Test provider-unique features and edge cases:

OpenAI Provider: - Temperature control - Special character handling - Long prompt processing

Anthropic Provider: - System message support - Multi-turn conversations - MCP integration

Qwen Provider: - Chinese language support - Code generation - Thinking mode capabilities

DeepSeek Provider: - Code analysis - Algorithm design - Reasoning capabilities

Understanding Test Results

Success Indicators

  • ✓ PASS: Test completed successfully

  • Quality Score: 0.8+ indicates high-quality reasoning

  • Response Time: Typical response latencies

  • Token Usage: Accurate usage tracking

Partial Success

  • ⚠ PARTIAL (2/3): Some tests failed

  • ⏭ SKIP: Test not applicable (e.g., thinking test on non-reasoning model)

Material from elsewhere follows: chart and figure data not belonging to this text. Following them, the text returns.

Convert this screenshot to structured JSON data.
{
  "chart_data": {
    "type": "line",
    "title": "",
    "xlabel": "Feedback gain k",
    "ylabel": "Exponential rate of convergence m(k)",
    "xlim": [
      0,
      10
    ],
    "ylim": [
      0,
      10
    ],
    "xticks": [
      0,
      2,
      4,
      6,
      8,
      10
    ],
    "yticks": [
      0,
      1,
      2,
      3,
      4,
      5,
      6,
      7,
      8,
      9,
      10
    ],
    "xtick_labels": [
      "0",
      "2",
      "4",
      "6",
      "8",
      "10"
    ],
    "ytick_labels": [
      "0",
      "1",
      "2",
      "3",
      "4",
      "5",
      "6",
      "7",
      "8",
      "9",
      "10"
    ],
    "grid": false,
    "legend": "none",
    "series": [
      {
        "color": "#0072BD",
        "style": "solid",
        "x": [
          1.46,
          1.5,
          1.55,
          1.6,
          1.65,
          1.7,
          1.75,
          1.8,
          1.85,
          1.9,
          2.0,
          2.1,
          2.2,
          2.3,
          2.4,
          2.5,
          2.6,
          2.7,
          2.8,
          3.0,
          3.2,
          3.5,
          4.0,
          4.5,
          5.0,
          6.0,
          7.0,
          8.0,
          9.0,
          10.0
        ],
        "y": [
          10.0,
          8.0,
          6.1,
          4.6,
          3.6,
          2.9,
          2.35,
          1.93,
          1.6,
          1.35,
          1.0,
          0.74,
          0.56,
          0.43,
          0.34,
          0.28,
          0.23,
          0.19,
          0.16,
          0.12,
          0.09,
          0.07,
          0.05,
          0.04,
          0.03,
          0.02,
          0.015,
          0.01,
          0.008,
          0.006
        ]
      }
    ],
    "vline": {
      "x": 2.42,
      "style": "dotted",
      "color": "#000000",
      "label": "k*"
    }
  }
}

  • Stream Only: Model requires streaming mode

Failure Indicators

  • ✗ FAIL: Test failed with error

  • Provider Error: API-related issues

  • Timeout: Request exceeded time limit

  • Configuration Error: Setup issues

Common Test Scenarios

Validating New Setup

When setting up MonoLLM for the first time:

# 1. Quick validation
python test/run_tests.py --quick

# 2. Test your primary provider
python test/run_tests.py --provider openai

# 3. Validate reasoning models if needed
python test/run_tests.py --thinking

Testing After Configuration Changes

After modifying config/models.json or adding new API keys:

# Test specific model
python test/test_single_model.py new-model-id

# Test provider functionality
python test/test_providers.py --provider new-provider

Continuous Integration

For CI/CD pipelines:

# Run all tests with timeout
timeout 300 python test/run_tests.py --all

# Test critical models only
python test/test_single_model.py gpt-4o-mini
python test/test_single_model.py qwq-32b --reasoning

Troubleshooting Tests

Common Issues

API Key Missing

Warning: No API key found for provider 'openai'

Solution: Add the API key to your .env file or environment variables.

Model Not Found

Model 'gpt-5' not found in any provider

Solution: Check config/models.json for available models.

Rate Limiting

Error code: 429 - Rate limit exceeded

Solution: Wait and retry, or implement additional backoff strategies.

Quota Exceeded

Error code: 429 - You exceeded your current quota

Solution: Check your API billing or use a different provider.

Debug Mode

For detailed error information, check the console output during test runs. The test scripts provide comprehensive error messages and suggestions.

Performance Monitoring

The test suite includes timing information to help monitor:

  • Response Latency: Time to first response

  • Streaming Performance: Chunk delivery rate

  • Thinking Generation: Reasoning process speed

Custom Testing

Creating Custom Tests

You can extend the test scripts for your specific needs:

# Add to test_thinking.py
CUSTOM_PROMPTS = {
    "domain_specific": {
        "prompt": "Your domain-specific test prompt",
        "expected_steps": ["step1", "step2", "step3"],
        "difficulty": "medium"
    }
}

Batch Testing

Test multiple models sequentially:

# Test multiple models
for model in qwq-32b claude-3-5-sonnet-20241022 deepseek-chat; do
    echo "Testing $model..."
    python test/test_single_model.py $model --stream
done

Integration with Development

Integrate testing into your development workflow:

# Pre-commit testing
python test/run_tests.py --quick

# Feature testing
python test/test_single_model.py your-model --custom-prompt "Your test"

# Performance testing
python test/test_providers.py --provider your-provider

Best Practices

  1. Start Small: Begin with quick tests before running comprehensive suites

  2. Test Incrementally: Test new configurations immediately

  3. Monitor Usage: Be aware of API costs during extensive testing

  4. Document Results: Keep track of which models work best for your use cases

  5. Regular Validation: Run tests periodically to catch configuration drift

The testing suite provides a robust foundation for validating your MonoLLM setup and ensuring reliable operation across all supported providers and models.